Hot Seat #237: Tummy Time

Posted on: October 17, 2024, by :

A 6-year-old male fully vaccinated with no chronic medical conditions presents with abdominal pain and emesis for the past 48 hours.  Over the past year, the patient has had intermittent episodes of abdominal pain and emesis, typically self-resolving within a few hours. Two days ago, after eating, he developed intense abdominal pain and non-bloody but “greenish” emesis. Mom thought it might have been one of his usual episodes but he was screaming out in pain and kept vomiting. The family visited the ED, where an abdominal XR revealed “Relative paucity of bowel gas within the right lower quadrant, otherwise no dilated bowel loops or pathologic air-fluid levels. Overall mild to moderate colonic stool volume.” CBC, CMP, and UA were unremarkable. He was treated with Zofran and an enema after which he reportedly had a large stool output and felt better. Mom states that after they left the hospital he continued vomiting consistently, prompting a return to the ED 24 hours later. Denies headache, confusion, AMS, abnormal gait, weakness, and fever. No longstanding history of constipation but has not stooled since the enema.

No PMH, PSH, Daily medications, Allergies, or relevant family history

Physical Exam:
VS: T 36.8, HR 80, RR 20, BP 112/76, SpO2 98%

General:  awake, alert, interactive, talkative, answers questions appropriately. intermittently clutches his abdomen and cries out, but is distractible.
Skin:  Warm.  dry.  
Head:  Normocephalic.  atraumatic.  
Eye:  Pupils are equal, round and reactive to light.  normal conjunctiva.  no discharge.  
Ears, nose, mouth and throat:  Oral mucosa moist.  No pharyngeal erythema or exudate.  
Cardiovascular:  Regular rate and rhythm.  No murmur.  Normal peripheral perfusion.  normal perfusion with cap refill <2 seconds, not flash, strong 2+ radial pulses.  
Respiratory:  non-tachypneic, no increased work of breathing, no retractions or accessory muscle use, normal aeration bilaterally without wheeze, crackles or other adventitious sounds
Gastrointestinal:  abdomen is soft and compressible with no masses palpated, no involuntary guarding, patient has diffuse tenderness to palpation and cries out when palpate in all areas.

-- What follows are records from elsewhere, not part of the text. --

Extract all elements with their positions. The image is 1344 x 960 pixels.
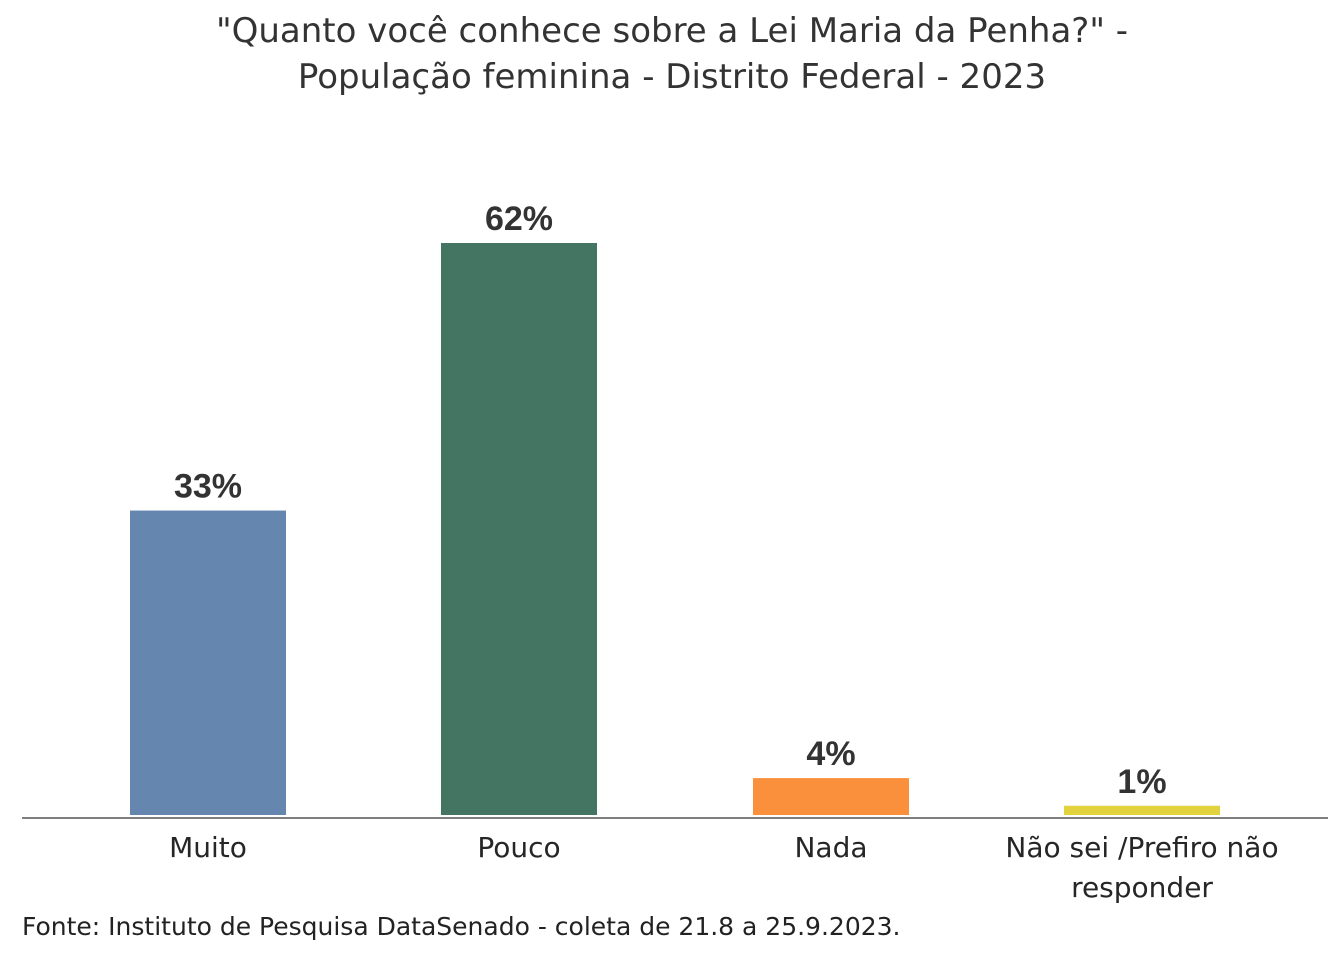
data-label-2: 4% <box>806 735 855 773</box>
x-tick-labels: Muito Pouco Nada Não sei /Prefiro não respon… <box>169 831 1278 904</box>
data-label-0: 33% <box>174 468 242 506</box>
bar-3 <box>1064 805 1220 815</box>
data-label-1: 62% <box>485 200 553 238</box>
x-tick-label-0-line-0: Muito <box>169 831 247 864</box>
x-tick-label-3-line-1: responder <box>1071 871 1213 904</box>
bars-layer <box>130 243 1220 815</box>
source-note: Fonte: Instituto de Pesquisa DataSenado … <box>22 912 901 941</box>
x-tick-label-3-line-0: Não sei /Prefiro não <box>1005 831 1278 864</box>
labels-layer: 33% 62% 4% 1% <box>174 200 1167 801</box>
bar-2 <box>753 778 909 815</box>
data-label-3: 1% <box>1117 763 1166 801</box>
bar-0 <box>130 510 286 815</box>
chart-title-line-2: População feminina - Distrito Federal - … <box>297 57 1047 97</box>
chart-title-line-1: "Quanto você conhece sobre a Lei Maria d… <box>215 11 1129 51</box>
x-tick-label-2-line-0: Nada <box>794 831 867 864</box>
x-tick-label-1-line-0: Pouco <box>477 831 560 864</box>
bar-1 <box>441 243 597 815</box>
chart-title: "Quanto você conhece sobre a Lei Maria d… <box>0 8 1344 100</box>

You observe the patient have a medium volume of emesis that is light greenish in color.
Neurological:  Alert.  No focal neurological deficit observed.  
Genitourinary:  testicles descended bilaterally; normal cremasteric reflex bilaterally; no tenderness to palpation of bilateral testicles or penis; penis circumcised normal in appearance

Abdominal US showed: Small bowel to small bowel intussusception is seen in the right lower quadrant measuring 2.9 x 2.4 x 1.5 cm. Reactive enlarged mesenteric lymph nodes are seen in the right lower quadrant . Normal sonographic appearance of the appendix

AXR reveals: Nonobstructive bowel gas pattern with mild colonic stool volume. No significant interval change from most recent comparison radiographs.

CBC is unremarkable, CMP reveals only a slightly increased BUN from yesterday, urine unremarkable with only increased spec gravity.

A PO challenge was attempted however the patient had another episode of emesis – not clear if it was green as he discarded the emesis bag. The patient was made NPO with IVF and admitted to the hospitalist service. No significant changes to the exam. Patient was intermittently crying out in pain, but at other times calm and watching TV or napping.

1 thought on “Hot Seat #237: Tummy Time


  1. A single episode of small bowel to small bowel intussusception that self-resolves doesn’t need additional imaging. But one that does not resolve or repetitively recurs (such a here), deserves a CT scan to determine if there is a treatable/anatomic cause (Meckel’s, tumor/mass, etc.).